Casper Gedsted

Personal information
- Full name: Casper Gedsted Hansen
- Date of birth: 4 February 2002 (age 24)
- Place of birth: Farsø, Denmark
- Position: Right-back

Team information
- Current team: 07 Vestur
- Number: 11

Youth career
- Farsø/Ullits IK
- AaB

Senior career*
- Years: Team / Apps / (Gls)
- 2021–2022: AaB / 6 / (0)
- 2022: Krasava Ypsonas / 13 / (0)
- 2023–2024: HB Køge / 20 / (0)
- 2025–: 07 Vestur / 37 / (4)

International career
- 2017–2018: Denmark U16 / 7 / (0)
- 2018: Denmark U17 / 4 / (0)

= Casper Gedsted =

Danish footballer (born 2002)

Casper Gedsted Hansen (born 4 February 2002) is a Danish professional footballer, who plays as a right-back for Faroese club 07 Vestur.

==Career==
===AaB===
Born in Farsø, Gedsted started his career at Farsø/Ullits IK, before moving to AaB at the age of 13. In the summer 2021, Gedsted was promoted to the first team squad, after signing a professional five-year deal with the club.

On 31 August 2021, Gedsted got his official debut for the club in a Danish Cup game against FIUK, which Gedsted and co. won 13–0. On 20 March 2022, Gedsted got his debut in the Danish Superliga against Brøndby IF.
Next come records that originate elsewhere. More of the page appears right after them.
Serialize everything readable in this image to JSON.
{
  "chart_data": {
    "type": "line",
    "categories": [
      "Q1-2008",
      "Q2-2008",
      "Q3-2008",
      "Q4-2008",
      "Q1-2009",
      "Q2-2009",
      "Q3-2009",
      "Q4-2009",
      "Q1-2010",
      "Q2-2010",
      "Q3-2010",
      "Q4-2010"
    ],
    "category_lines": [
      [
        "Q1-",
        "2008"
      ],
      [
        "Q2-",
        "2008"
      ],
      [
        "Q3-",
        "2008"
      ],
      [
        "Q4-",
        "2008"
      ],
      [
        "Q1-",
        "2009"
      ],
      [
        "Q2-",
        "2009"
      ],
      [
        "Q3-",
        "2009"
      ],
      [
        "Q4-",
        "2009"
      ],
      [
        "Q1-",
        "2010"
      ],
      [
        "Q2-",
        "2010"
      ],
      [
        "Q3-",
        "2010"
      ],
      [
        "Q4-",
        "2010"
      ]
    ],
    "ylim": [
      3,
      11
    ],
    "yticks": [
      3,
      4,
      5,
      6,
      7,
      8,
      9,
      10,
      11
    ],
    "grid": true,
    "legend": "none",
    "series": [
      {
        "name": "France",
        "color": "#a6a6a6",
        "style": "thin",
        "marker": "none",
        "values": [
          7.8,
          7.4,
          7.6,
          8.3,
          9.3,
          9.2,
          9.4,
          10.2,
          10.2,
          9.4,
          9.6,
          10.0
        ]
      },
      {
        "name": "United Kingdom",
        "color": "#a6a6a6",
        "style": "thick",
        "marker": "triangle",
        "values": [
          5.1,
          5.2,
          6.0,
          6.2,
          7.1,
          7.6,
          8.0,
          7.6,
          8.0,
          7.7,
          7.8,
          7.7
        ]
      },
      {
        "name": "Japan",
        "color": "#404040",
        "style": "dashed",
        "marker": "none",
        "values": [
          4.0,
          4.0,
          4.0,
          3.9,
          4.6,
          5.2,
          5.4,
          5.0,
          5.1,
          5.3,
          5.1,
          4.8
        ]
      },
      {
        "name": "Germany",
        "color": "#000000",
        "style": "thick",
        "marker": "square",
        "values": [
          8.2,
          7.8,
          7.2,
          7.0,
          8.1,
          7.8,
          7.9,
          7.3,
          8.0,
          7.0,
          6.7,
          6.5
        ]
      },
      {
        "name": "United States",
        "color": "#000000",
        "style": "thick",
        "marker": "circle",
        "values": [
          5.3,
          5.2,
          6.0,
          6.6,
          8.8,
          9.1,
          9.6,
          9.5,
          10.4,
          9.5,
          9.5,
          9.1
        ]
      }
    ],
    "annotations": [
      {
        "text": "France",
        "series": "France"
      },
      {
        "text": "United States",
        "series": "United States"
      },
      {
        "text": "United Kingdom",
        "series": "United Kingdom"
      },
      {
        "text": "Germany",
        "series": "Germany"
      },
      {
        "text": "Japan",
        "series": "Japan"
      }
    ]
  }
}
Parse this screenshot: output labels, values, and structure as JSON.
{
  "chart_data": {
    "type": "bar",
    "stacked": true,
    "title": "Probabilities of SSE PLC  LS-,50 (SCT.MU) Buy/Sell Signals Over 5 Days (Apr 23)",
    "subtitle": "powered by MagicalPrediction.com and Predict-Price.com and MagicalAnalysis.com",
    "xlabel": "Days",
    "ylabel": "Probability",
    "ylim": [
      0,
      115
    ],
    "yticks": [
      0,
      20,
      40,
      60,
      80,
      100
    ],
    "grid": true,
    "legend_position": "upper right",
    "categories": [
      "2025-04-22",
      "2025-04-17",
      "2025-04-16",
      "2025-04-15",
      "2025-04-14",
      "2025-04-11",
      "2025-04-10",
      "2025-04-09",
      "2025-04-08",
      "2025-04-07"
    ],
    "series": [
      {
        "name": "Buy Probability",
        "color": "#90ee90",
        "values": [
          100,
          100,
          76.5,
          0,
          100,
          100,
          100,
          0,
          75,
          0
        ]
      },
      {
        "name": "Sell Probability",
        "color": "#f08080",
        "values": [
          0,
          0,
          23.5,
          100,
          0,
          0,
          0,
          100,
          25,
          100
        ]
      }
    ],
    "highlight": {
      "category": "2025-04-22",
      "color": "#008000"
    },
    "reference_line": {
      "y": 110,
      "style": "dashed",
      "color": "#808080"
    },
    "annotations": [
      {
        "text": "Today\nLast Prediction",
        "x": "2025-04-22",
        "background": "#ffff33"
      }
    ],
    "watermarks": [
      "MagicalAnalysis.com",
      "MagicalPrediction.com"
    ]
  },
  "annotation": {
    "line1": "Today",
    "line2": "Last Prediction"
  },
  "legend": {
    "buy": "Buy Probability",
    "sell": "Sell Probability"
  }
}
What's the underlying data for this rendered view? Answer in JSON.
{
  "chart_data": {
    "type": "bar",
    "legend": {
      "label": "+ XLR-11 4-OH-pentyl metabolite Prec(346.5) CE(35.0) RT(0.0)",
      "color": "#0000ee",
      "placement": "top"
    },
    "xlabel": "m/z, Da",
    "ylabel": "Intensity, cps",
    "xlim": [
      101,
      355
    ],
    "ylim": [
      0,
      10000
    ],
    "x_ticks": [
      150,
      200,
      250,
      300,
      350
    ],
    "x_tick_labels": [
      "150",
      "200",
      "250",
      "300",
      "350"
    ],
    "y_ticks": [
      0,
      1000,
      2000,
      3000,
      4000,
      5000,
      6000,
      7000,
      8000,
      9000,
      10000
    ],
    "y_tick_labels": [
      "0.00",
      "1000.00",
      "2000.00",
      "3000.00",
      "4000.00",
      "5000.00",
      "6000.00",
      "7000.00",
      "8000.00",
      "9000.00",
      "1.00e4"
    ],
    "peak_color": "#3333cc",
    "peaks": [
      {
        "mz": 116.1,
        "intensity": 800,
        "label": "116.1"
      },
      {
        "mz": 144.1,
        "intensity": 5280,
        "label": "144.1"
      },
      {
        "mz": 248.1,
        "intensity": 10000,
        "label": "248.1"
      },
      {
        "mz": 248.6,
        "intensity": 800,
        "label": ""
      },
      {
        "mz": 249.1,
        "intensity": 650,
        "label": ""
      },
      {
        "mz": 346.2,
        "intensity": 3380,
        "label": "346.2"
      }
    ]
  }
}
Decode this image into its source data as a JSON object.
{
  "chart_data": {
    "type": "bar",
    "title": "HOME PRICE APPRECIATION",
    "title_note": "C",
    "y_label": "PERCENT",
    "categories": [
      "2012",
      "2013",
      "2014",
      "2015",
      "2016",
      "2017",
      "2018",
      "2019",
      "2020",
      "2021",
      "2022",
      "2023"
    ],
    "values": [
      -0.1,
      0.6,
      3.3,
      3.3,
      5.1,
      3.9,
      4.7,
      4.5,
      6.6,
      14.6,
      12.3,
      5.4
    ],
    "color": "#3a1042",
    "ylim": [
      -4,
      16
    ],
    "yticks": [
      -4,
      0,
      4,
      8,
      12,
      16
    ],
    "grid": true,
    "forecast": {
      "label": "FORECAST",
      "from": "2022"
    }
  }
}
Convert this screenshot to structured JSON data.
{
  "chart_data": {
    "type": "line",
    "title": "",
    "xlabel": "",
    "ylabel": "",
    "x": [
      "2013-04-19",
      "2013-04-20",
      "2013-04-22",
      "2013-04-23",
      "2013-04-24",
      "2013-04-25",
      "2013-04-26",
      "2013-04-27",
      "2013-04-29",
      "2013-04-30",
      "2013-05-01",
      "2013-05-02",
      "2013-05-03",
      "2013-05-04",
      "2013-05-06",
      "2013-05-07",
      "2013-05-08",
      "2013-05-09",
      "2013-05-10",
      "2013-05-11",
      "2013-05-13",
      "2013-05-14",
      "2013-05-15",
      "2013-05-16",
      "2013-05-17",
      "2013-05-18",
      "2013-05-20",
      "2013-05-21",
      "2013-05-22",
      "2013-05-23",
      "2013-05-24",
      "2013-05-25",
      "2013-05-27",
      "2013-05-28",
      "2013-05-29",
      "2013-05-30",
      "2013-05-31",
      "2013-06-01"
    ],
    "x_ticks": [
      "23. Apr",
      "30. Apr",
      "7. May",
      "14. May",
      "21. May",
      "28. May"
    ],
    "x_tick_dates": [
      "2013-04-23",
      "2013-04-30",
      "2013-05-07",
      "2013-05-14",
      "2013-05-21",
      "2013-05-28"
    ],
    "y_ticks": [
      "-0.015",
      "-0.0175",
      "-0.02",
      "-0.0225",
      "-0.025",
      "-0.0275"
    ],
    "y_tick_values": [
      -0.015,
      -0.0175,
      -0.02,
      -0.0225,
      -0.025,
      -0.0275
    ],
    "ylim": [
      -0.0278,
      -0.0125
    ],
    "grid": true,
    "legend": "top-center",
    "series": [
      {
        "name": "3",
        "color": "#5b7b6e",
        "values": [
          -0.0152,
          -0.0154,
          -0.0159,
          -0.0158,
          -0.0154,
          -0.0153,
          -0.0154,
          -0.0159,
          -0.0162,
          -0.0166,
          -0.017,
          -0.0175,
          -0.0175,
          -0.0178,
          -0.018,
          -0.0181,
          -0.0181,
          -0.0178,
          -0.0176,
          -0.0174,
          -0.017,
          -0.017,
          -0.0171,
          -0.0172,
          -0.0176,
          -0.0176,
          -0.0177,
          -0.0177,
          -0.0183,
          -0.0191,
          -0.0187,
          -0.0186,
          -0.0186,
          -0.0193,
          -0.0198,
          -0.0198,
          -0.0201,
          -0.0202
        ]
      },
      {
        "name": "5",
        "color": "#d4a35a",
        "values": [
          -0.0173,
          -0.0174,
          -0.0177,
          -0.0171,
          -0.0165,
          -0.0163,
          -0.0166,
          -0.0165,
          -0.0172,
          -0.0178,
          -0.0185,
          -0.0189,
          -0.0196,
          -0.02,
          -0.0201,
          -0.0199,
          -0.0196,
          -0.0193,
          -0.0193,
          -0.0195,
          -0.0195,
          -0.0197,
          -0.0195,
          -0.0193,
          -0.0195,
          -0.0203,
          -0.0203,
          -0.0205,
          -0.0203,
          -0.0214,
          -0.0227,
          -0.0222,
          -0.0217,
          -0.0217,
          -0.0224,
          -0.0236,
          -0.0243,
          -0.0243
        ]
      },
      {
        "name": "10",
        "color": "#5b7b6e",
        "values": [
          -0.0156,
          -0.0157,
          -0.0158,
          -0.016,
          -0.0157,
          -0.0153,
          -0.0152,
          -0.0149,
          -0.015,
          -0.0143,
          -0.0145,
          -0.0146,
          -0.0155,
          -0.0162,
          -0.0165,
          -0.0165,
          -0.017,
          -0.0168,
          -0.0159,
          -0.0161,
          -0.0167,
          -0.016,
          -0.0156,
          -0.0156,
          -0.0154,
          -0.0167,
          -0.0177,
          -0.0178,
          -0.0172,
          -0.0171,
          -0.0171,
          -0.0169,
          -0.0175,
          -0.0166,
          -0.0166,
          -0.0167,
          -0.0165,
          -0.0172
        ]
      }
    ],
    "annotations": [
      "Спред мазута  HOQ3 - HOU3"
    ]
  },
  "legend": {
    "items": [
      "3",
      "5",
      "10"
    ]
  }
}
On 25 May 2022 AaB confirmed, that Gedsted's contract had been terminated by mutual consent, with following message: We made a long deal with Casper last year because we saw and still see potential in him. However, Casper has expressed impatience for more playing time, which we can't promise, and therefore we've agreed that the best solution right now is to terminate the agreement.

On 17 July 2022 it was reported, that Gedsted would go on a trial at Dutch Eerste Divisie club VVV-Venlo.

===Ypsonas===
On 17 August 2022 it was confirmed, that Gedsted had joined newly promoted Cypriot Second Division side Krasava Ypsonas. He got his debut for the club on 10 September 2022 against MEAP Nisou. He made a total of 13 appearances for the club, before returning to Denmark.

===HB Køge===
On 18 January 2023, Gedsted returned to Denmark, signing with Danish 1st Division side HB Køge, signing a deal until June 2024.

On 24 May 2024 Køge confirmed that Gedsted left the club at the end of the season.

===Later clubs===
In January 2025, Gedsted joined Faroese club 07 Vestur.